After PSM, 1898 patients were included in both cohorts. The median follow-up time was 1109.5 days in CNi group and 891 days in control. The percentage of the white, the black or African American, and Asian in CNi group were 64.33%, 21.34%, and 2.69%, respectively, and those in control were 65.70%, 21.97%, and 2.90%, respectively. Compared to control, the cumulative incidence of MGUS progression to MM was lower in CNi group (hazard ratio (HR): 0.592, 95% CI: [0.435-0.806]). Incidence of progression to AL amyloidosis (HR: 0.303 [0.196-0.469]), and progression to other hematologic diseases (HR: 0.415 [0.348-0.494]) are lower as well. All-cause mortality did not show significant difference (HR: 1.127 [0.978-1.298]). Incidence of chronic kidney disease stage 3~5 was higher in CNi group (HR: 1.69 [1.531-1.866]). For subgroup analysis of MM progression, CNi usage in patients less than 65 years old presented a lower risk (HR: 0.448 [0.25-0.803]), while in those more than 65 years old, no significant difference was observed (HR: 0.729 [0.495-1.075]).The benefit of CNi was statistically significant in those with eGFR lower than 60 (HR: 0.448 [0.25-0.803]), those without previous CNi usage (HR: 0.546 [0.356-0.838]), and those underwent organ transplantation(HR: 0.143 [0.064-0.315]), but not in their counter group. For sensitivity analysis of progression to MM, the results of CNi usage within 1 year before (HR: 0.489 [0.273-0.874]), within 0-1 months after (HR: 0.39 [0.231-0.659]), within 1-3 months after (HR: 0.486 [0.301-0.785]), and within 3-6 months after (HR: 0.655 [0.435-0.987]) the diagnosis of MGUS were consistent.

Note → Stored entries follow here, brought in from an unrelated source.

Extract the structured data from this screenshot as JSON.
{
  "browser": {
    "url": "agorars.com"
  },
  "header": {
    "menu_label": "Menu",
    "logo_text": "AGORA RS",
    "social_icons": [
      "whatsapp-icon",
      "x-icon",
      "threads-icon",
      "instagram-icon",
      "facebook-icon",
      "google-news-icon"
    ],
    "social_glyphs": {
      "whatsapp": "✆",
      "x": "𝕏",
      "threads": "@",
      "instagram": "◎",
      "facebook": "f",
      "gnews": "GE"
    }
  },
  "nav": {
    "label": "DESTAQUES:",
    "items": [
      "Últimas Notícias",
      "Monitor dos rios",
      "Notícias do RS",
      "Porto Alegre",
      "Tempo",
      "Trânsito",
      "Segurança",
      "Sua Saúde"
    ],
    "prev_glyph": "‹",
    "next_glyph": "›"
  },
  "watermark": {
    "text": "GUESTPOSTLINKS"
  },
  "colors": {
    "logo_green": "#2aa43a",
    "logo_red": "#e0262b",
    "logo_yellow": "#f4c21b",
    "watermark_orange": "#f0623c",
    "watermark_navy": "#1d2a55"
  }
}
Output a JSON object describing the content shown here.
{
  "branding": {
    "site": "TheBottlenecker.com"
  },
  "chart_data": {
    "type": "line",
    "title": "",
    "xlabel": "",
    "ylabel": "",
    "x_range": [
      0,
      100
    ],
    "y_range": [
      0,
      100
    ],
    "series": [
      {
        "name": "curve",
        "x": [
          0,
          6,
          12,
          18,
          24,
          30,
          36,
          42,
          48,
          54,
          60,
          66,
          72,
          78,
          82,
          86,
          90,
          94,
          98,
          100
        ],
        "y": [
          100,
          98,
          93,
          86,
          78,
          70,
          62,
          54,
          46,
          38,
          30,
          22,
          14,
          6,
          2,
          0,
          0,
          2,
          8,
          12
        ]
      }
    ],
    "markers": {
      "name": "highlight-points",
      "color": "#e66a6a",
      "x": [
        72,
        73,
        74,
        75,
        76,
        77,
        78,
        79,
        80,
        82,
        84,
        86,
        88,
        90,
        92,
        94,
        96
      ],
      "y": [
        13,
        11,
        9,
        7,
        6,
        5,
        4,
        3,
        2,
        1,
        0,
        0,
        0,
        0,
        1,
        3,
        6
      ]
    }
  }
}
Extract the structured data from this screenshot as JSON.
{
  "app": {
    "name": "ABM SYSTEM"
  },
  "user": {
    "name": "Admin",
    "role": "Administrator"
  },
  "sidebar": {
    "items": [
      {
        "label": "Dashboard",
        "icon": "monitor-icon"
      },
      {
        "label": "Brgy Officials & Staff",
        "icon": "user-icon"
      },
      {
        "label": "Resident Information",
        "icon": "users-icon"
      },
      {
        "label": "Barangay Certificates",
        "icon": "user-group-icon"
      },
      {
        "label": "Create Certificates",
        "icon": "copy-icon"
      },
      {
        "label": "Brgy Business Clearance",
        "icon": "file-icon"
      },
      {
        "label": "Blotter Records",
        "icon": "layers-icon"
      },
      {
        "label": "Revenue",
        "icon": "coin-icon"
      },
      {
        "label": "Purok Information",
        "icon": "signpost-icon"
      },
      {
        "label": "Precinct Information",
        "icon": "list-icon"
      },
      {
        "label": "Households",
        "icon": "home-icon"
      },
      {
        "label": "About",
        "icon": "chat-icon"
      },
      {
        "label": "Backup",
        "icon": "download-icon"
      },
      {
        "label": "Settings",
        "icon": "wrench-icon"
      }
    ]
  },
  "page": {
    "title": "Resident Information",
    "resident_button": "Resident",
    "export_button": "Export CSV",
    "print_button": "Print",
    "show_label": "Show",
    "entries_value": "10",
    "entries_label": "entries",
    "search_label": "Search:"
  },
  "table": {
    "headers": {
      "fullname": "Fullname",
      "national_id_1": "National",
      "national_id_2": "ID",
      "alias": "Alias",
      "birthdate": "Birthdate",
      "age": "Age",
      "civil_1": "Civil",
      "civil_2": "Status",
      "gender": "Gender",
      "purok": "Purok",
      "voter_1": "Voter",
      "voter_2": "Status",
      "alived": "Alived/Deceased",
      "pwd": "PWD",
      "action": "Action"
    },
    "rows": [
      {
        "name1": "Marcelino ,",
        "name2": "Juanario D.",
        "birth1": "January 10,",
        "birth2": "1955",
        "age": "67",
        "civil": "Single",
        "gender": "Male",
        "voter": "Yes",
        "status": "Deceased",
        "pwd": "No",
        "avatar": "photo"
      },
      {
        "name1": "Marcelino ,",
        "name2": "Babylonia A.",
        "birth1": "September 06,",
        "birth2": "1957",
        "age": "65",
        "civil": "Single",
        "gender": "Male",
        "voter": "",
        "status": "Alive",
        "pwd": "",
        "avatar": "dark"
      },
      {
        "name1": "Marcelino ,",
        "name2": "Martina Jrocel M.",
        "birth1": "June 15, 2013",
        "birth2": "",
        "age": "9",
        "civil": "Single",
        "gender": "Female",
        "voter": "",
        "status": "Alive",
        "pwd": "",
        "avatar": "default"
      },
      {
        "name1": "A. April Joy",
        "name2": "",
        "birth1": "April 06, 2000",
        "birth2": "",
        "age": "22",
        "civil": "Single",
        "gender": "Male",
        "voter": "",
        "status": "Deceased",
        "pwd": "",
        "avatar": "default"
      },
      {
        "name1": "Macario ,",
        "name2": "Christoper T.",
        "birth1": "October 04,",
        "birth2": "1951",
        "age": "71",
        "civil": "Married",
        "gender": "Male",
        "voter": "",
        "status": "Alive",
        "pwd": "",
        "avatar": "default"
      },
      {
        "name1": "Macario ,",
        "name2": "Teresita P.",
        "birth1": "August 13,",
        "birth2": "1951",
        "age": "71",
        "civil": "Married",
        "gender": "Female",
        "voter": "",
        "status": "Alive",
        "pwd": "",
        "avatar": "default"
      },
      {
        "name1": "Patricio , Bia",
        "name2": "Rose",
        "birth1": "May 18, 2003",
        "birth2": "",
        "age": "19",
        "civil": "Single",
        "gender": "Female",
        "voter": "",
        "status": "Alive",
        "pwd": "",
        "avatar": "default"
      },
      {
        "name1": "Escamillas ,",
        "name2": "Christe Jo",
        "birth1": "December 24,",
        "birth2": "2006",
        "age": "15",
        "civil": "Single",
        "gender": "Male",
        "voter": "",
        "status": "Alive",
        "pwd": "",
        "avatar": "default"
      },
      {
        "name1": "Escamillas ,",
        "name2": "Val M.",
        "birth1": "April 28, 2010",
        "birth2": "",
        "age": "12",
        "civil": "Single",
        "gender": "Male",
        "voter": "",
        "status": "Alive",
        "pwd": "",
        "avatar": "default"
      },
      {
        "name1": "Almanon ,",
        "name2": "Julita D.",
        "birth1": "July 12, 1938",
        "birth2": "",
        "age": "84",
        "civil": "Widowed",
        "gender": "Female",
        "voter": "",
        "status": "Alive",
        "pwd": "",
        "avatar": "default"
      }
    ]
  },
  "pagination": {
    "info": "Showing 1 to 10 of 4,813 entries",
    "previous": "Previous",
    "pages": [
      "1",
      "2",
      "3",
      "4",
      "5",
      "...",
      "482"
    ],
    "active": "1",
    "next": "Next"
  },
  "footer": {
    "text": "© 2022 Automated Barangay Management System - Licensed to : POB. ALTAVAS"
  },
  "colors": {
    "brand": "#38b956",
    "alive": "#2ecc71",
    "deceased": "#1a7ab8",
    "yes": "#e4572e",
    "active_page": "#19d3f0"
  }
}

Compared to IST use alone, additional CNi exposure was associated with a reduced risk of MGUS progression to MM, AL amyloidosis and other hematologic malignancies. These findings support the hypothesis that dampening immune activation may lower the risk of malignant transformation in MGUS. Clinically, this study alleviates concerns regarding the potential oncogenic risks of cytotoxic T cell suppression in patients with coexisting autoimmune disorders and MGUS. Furthermore, it raises the potential role of T cell inhibitors as one of the interventions to prevent MGUS progression in broader patient populations, warranting further studies.